If one has an understanding of $H_*(LM)$ to begin with, then the bar (or Borel, or Rothenberg-Steenrod) spectral sequence
$$Tor^{\Lambda[\Delta]}_{**}(k, H_*(LM)) \implies H_*^{S^1}(LM)$$
allows you to compute $H_*^{S^1}(LM)$; here the exterior algebra $\Lambda[\Delta] = H_*(S^1)$ uses the group structure on $S^1$. In cyclic homology, there is a nearly identical spectral sequence that's often called "Connes' spectral sequence."
One problem that shows up in computing the $E_2$-term of each of these spectral sequences is how the Batalin-Vilkovisky operator $\Delta$ (or Connes' $B$ operator) coming from the fundamental class of the circle actually acts on $H_*(LM)$ (respectively, the Hochschild cohomology of $C^*(M)$).

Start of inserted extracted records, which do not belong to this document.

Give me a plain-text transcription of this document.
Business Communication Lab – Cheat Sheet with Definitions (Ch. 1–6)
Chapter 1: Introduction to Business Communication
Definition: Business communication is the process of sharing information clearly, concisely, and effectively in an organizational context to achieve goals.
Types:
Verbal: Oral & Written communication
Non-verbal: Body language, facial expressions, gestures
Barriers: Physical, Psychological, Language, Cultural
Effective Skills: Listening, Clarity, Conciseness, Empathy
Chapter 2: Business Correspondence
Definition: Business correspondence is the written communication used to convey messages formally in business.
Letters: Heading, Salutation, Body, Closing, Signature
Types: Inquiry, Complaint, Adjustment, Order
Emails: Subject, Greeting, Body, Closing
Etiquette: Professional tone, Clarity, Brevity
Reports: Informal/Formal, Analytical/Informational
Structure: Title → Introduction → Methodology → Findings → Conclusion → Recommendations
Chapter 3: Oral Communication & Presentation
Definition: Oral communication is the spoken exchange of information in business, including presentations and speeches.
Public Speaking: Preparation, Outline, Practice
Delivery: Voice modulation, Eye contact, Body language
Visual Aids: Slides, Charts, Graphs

One advantage to cyclic homology is that $B$ has a very concrete description in terms of Hochschild cochains.
If you can find explicit cocycles which serve as ring generators for $HH^*(C^*(M), C^*(M))$, then you can often compute the action of $B$ directly on these classes. You can then lift this to a computation of the action of $B$ (or $\Delta$) to an action on the entirety of $HH^*(C^*(M), C^*(M))$ (respectively the string topology ring $H_*(LM)$) using the Batalin-Vilkovisky structure on either of these.
My main point is that computing $\Delta$ on low-dimensional classes can be sometimes easier to do using Hochschild homology, and sometimes easier using topology. Then the BV structure allows you to extend these computations to the rest of $H_*(LM)$.